7 thoughts on “Throwing Stones

  1. Have a lot of stones regarding my son in law who is addicted to alcohol and Meth, he keeps on relapsing. I have been judging him very harshly but I am trying to pray for him( very hard) because of all the pain he has caused my family especially my daughter. I have judged my daughter for staying ( also very hard) but I love her so much and hate to see her in pain. but I am trying to let go and let God deal with it ( also very hard) Scott gave a great message on waiting. ( impossible ) but Lessons for me to learn. I want to lay all the stones at the cross and leave them there, and stop all the anger and hate in my heart.

    • Ann, I love your honesty and your desire to trust God in all situations. Especially the ones that are most difficult. Throwing stones never helped anyone, but it doesn’t mean it is easy to drop them at the foot of the cross.
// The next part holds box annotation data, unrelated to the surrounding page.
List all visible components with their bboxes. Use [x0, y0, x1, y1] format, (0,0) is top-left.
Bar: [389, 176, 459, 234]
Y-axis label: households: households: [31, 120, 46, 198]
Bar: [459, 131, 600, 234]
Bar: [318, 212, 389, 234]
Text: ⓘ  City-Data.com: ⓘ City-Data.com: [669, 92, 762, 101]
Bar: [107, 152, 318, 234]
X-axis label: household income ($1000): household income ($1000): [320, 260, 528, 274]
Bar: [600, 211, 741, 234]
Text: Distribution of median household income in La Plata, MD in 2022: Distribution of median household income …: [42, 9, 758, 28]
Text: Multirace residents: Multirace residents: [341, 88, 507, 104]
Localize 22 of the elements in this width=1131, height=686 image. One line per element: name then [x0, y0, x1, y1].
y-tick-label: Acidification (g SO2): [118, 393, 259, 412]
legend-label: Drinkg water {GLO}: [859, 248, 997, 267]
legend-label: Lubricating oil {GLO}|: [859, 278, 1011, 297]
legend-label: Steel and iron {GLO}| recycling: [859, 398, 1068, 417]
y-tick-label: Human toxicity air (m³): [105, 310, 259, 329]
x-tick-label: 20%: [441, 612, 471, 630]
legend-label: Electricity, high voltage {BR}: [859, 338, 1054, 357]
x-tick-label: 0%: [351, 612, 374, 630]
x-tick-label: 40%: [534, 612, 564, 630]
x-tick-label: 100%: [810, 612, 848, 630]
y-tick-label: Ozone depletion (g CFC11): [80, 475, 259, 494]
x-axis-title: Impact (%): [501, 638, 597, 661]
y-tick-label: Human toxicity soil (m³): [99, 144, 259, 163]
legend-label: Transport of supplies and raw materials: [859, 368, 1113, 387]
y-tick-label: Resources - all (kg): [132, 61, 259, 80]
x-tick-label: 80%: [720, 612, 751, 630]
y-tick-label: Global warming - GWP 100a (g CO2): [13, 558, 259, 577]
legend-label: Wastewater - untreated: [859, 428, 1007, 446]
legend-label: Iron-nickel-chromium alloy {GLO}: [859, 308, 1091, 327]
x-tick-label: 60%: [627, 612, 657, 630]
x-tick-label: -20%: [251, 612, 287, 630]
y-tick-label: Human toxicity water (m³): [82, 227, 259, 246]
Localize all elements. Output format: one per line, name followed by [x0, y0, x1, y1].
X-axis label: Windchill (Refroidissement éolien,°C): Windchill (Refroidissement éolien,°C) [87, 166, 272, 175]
  2. As I read this, I couldn’t help but think about Jose, the Herion addict in the old garbage dump of Tijuana. We spent most of the day going between two houses being built by a group from Ohio and another one by GVCC in Placerville. Tears rolled down his face as he stopped to tell me how thankful he was that they would allow him to help. That they would chose him when there were so many to choose from. That they would entrust him with their tools as he carried them between job sites to share. That they would give him a sense of purpose and value. That they would stop to shake his hand and embrase him as a brother. Jose has not felt those things in many years and certainly nothing that felt like love. I explained to him that many of these people knew of him and have been praying for him for a long time. Imagine the impact that message had on him. So if your wondering what kind of impact it can have not to cast stones, think of Jose. And if your wondering just how far it can reach, it made one of the most powerful men in the Canyon cry today.

  3. I guess the great and wise one……..Forrest Gump…….got it wrong…….Instead of, “Sometimes, there’s just not enough rocks” should have been…..”Sometimes, you just need to put down your rocks”.

  4. I used to be that judgmental person, many rocks in my pocket. Perfect little Christian wife, mother, daughter, Aunt. Then my world was rocked by divorce and I was judged…I will never forget the feeling. I wouldn’t change that time in my life for anything because now my pockets are empty of rocks and my heart goes out to those being judged…the lessons I have learned are priceless and they have changed my heart!